Joint optimization model based on markov decision process: the dynamic reliability and quality model constructed previously provides a state transition model of the manufacturing network. When quality inspection and maintenance are considered actions, a typical control model based on a Markov decision process can be constructed, where state sets and action sets, rewards functions, and state transition models are known. At the same time, the model aims at searching the optimal preventive maintenance and quality detection strategy function, so that the manufacturing network obtains the optimal long-term return. In practice, corrective maintenance will automatically begin when the machine fails, without policy support. Thus, this strategy refers only to the behaviour of preventive maintenance and quality detection at the moment t=kΔt, noted as

Wherein (1)>

For quality detection action, < >>

Is a preventive maintenance action. Furthermore, the actions of all machines in the manufacturing network at t=kΔt depend on the state S ^K Therefore, it is denoted as A ^K ＝π(S ^K ) Where pi (·) represents the policy function:

wherein pi ^* (. Cndot.) represents the optimal policy function, Q (. Cndot.) represents the state S ^K Take A ^K Long term return on motion.

Under the optimal strategy, the cost function and the Q function satisfy:

wherein V (·) represents the state S ^K Maximum long-term return at that time.

Traditional dynamic programming or heuristic algorithms are able to accomplish optimization tasks in a finite time domain markov decision process with an enumeratable state space and action space. In the present study, however, the defect ratio Q ^K And state of degradation D ^K Is a continuous state space, the quality detection has a continuous action space, and the sampling ratio can be 0,1]Any value of (3). Thus, the Markov decision process of the manufacturing network has an immense state space and action space. In addition, the state space and action space of the constructed Markov decision process also grows exponentially as the number of machines increases, resulting in a "dimension disaster". Therefore, the conventional dynamic programming method cannot solve such an infinite time domain sequence decision problem. Although heuristic algorithms have strong searching capabilities and can provide optimal solutions, due to their weak transfer learning capabilities, optimal manufacturing system performance cannot be continuously guaranteed as manufacturing scenes change.

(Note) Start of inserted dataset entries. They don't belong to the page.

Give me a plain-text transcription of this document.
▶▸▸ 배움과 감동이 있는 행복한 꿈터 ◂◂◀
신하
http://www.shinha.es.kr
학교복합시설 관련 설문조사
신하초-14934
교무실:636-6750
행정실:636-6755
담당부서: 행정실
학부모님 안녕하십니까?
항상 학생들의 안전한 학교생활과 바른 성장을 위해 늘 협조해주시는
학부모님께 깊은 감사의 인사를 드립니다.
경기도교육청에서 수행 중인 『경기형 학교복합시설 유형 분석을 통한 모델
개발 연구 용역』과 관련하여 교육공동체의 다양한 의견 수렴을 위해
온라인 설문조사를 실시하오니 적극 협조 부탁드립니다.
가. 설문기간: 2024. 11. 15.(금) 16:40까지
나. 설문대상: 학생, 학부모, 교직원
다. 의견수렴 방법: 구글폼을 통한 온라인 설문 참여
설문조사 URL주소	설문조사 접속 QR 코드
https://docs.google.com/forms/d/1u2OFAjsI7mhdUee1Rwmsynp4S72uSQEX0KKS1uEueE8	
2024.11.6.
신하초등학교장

In current algorithmic research, the learning capabilities of the DRL algorithm have proven to be effective in handling an infinite time-domain markov decision process. Among them, the DQN algorithm, the Actor-Critic algorithm, and the DDPG algorithm have been demonstrated to be effective in solving different Markov decision processes in a maintenance solution. First, all three algorithms are applicable to Markov decision processes with continuous or discrete state spaces. Whereas the DQN algorithm is only applicable to discrete motion spaces, the DDPG algorithm is only applicable to continuous motion spaces, and the Actor-Critic algorithm is applicable to both continuous and discrete motion spaces. In addition, DDPG takes advantage of the neural network Q function and Actor-Critic framework, and shows more excellent stability than the other two algorithms. Therefore, the present invention adopts the DDPG algorithm.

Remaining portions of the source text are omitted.